Stock prices and bond yields fell yesterday over fears that another economic slowdown is just around the corner.
The Dow Jones Industrial Average (DWIA) dropped 2.5% to below 10,000, the FTSE 100 fell 3.1% to a new low for the year of 4,914 and US ten year Treasury note yields ended up below 3%, which is their lowest level since early 2009 and is a sign of people looking to limit risk.
The fears stem from slumping US consumer confidence, the downward revision of a Chinese economic indicator and continuing concern over the state of European banks. Spain asking the European Central Bank not to close an emergency funding scheme did not help. There are also worries that austerity packages around the world will end up hindering any recovery.
In a double whammy in the US the Conference Board (a non-profit research group) has reported that not only did consumer confidence drop from 62.7 to 52.9 in June but also that Chinese growth was not as great as first thought. There was also recent bad news in the shape of another housing sector downturn just as the government is pulling its support.

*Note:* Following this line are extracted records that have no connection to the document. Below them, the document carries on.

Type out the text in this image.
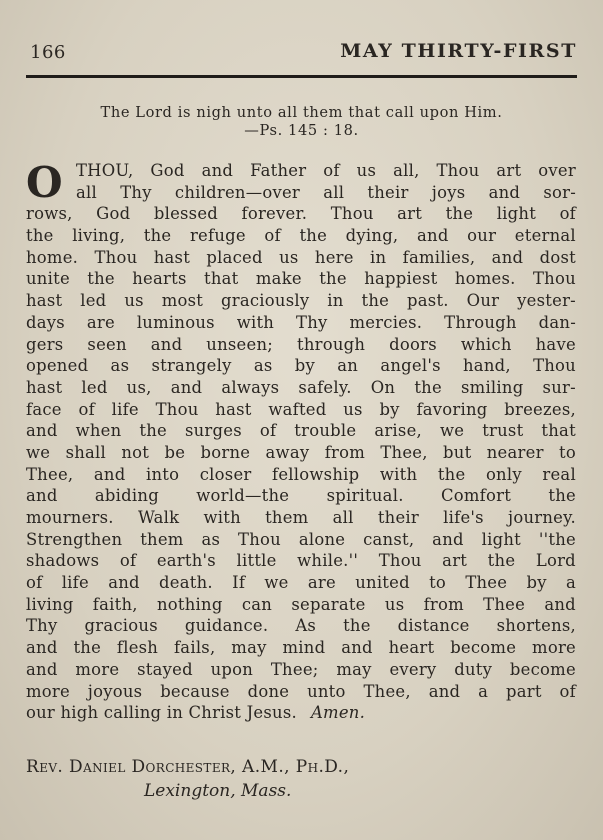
166	MAY THIRTY-FIRST
The Lord is nigh unto all them that call upon Him.
—Ps. 145 : 18.
O THOU, God and Father of us all, Thou art over
all Thy children—over all their joys and sor-
rows, God blessed forever. Thou art the light of
the living, the refuge of the dying, and our eternal
home. Thou hast placed us here in families, and dost
unite the hearts that make the happiest homes. Thou
hast led us most graciously in the past. Our yester-
days are luminous with Thy mercies. Through dan-
gers seen and unseen; through doors which have
opened as strangely as by an angel's hand, Thou
hast led us, and always safely. On the smiling sur-
face of life Thou hast wafted us by favoring breezes,
and when the surges of trouble arise, we trust that
we shall not be borne away from Thee, but nearer to
Thee, and into closer fellowship with the only real
and abiding world—the spiritual. Comfort the
mourners. Walk with them all their life's journey.
Strengthen them as Thou alone canst, and light ''the
shadows of earth's little while.'' Thou art the Lord
of life and death. If we are united to Thee by a
living faith, nothing can separate us from Thee and
Thy gracious guidance. As the distance shortens,
and the flesh fails, may mind and heart become more
and more stayed upon Thee; may every duty become
more joyous because done unto Thee, and a part of
our high calling in Christ Jesus. Amen.
Rev. Daniel Dorchester, A.M., Ph.D.,
Lexington, Mass.
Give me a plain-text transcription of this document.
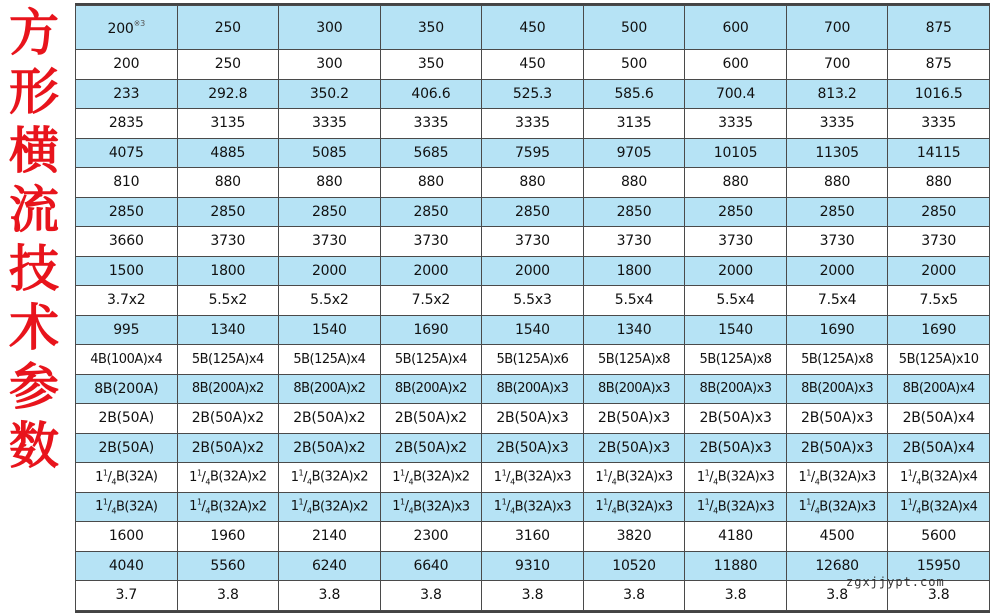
方
形
横
流
技
术
参
数
200$^{※3}$	250	300	350	450	500	600	700	875
200	250	300	350	450	500	600	700	875
233	292.8	350.2	406.6	525.3	585.6	700.4	813.2	1016.5
2835	3135	3335	3335	3335	3135	3335	3335	3335
4075	4885	5085	5685	7595	9705	10105	11305	14115
810	880	880	880	880	880	880	880	880
2850	2850	2850	2850	2850	2850	2850	2850	2850
3660	3730	3730	3730	3730	3730	3730	3730	3730
1500	1800	2000	2000	2000	1800	2000	2000	2000
3.7x2	5.5x2	5.5x2	7.5x2	5.5x3	5.5x4	5.5x4	7.5x4	7.5x5
995	1340	1540	1690	1540	1340	1540	1690	1690
4B(100A)x4	5B(125A)x4	5B(125A)x4	5B(125A)x4	5B(125A)x6	5B(125A)x8	5B(125A)x8	5B(125A)x8	5B(125A)x10
8B(200A)	8B(200A)x2	8B(200A)x2	8B(200A)x2	8B(200A)x3	8B(200A)x3	8B(200A)x3	8B(200A)x3	8B(200A)x4
2B(50A)	2B(50A)x2	2B(50A)x2	2B(50A)x2	2B(50A)x3	2B(50A)x3	2B(50A)x3	2B(50A)x3	2B(50A)x4
2B(50A)	2B(50A)x2	2B(50A)x2	2B(50A)x2	2B(50A)x3	2B(50A)x3	2B(50A)x3	2B(50A)x3	2B(50A)x4
$1^1/_4B(32A)$	$1^1/_4B(32A)x2$	$1^1/_4B(32A)x2$	$1^1/_4B(32A)x2$	$1^1/_4B(32A)x3$	$1^1/_4B(32A)x3$	$1^1/_4B(32A)x3$	$1^1/_4B(32A)x3$	$1^1/_4B(32A)x4$
$1^1/_4B(32A)$	$1^1/_4B(32A)x2$	$1^1/_4B(32A)x2$	$1^1/_4B(32A)x3$	$1^1/_4B(32A)x3$	$1^1/_4B(32A)x3$	$1^1/_4B(32A)x3$	$1^1/_4B(32A)x3$	$1^1/_4B(32A)x4$
1600	1960	2140	2300	3160	3820	4180	4500	5600
4040	5560	6240	6640	9310	10520	11880	12680	15950
3.7	3.8	3.8	3.8	3.8	3.8	3.8	3.8	3.8
zgxjjypt.com
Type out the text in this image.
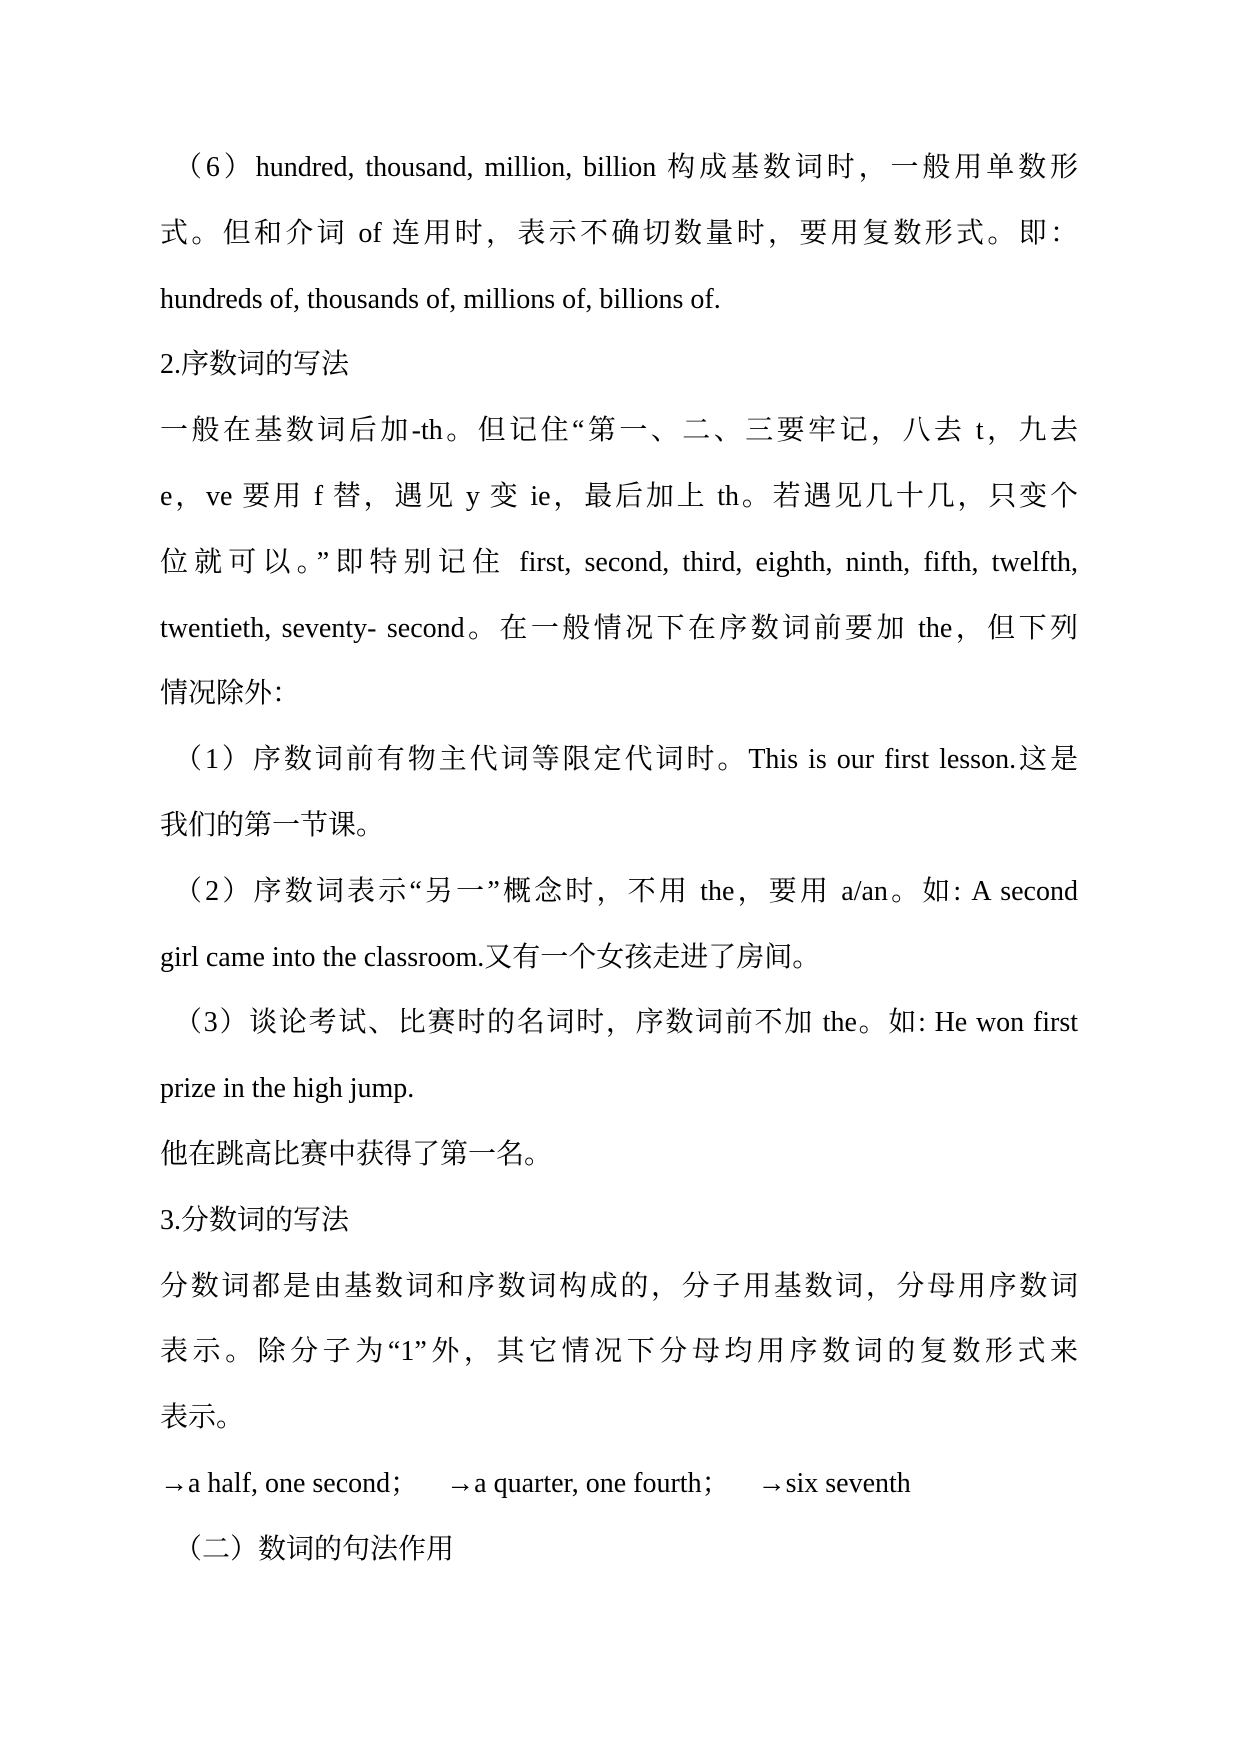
（6）hundred, thousand, million, billion 构成基数词时，一般用单数形
式。但和介词 of 连用时，表示不确切数量时，要用复数形式。即：
hundreds of, thousands of, millions of, billions of.
2.序数词的写法
一般在基数词后加-th。但记住“第一、二、三要牢记，八去 t，九去
e，ve 要用 f 替，遇见 y 变 ie，最后加上 th。若遇见几十几，只变个
位就可以。”即特别记住 first, second, third, eighth, ninth, fifth, twelfth,
twentieth, seventy- second。在一般情况下在序数词前要加 the，但下列
情况除外：
（1）序数词前有物主代词等限定代词时。This is our first lesson.这是
我们的第一节课。
（2）序数词表示“另一”概念时，不用 the，要用 a/an。如: A second
girl came into the classroom.又有一个女孩走进了房间。
（3）谈论考试、比赛时的名词时，序数词前不加 the。如: He won first
prize in the high jump.
他在跳高比赛中获得了第一名。
3.分数词的写法
分数词都是由基数词和序数词构成的，分子用基数词，分母用序数词
表示。除分子为“1”外，其它情况下分母均用序数词的复数形式来
表示。
→a half, one second；    →a quarter, one fourth；    →six seventh
（二）数词的句法作用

In Europe the ECB is trying to gradually wean banks off of its support. But many banks need to renegotiate finance and may not get the line of credit needed without that support. The stress testing of banks has also been extended with the intention of publishing the results on a bank by bank basis, which may worry one or two of them.
The Guardian puts the markets on a ‘cliff edge’ and in the Telegraph RBS strategist Andrew Roberts said he detected a ‘Minsky moment’ approaching (from Hyman Minsky – when investors start to panic). He told the Telegraph "We are seeing a snowball effect of negative news, … It's all rather messy out there. In the last few days there has been a tangible shift from complacency to a realisation that maybe things aren't looking all that good. This is almost identical to two years ago – complacency giving way to the abundant risks out here."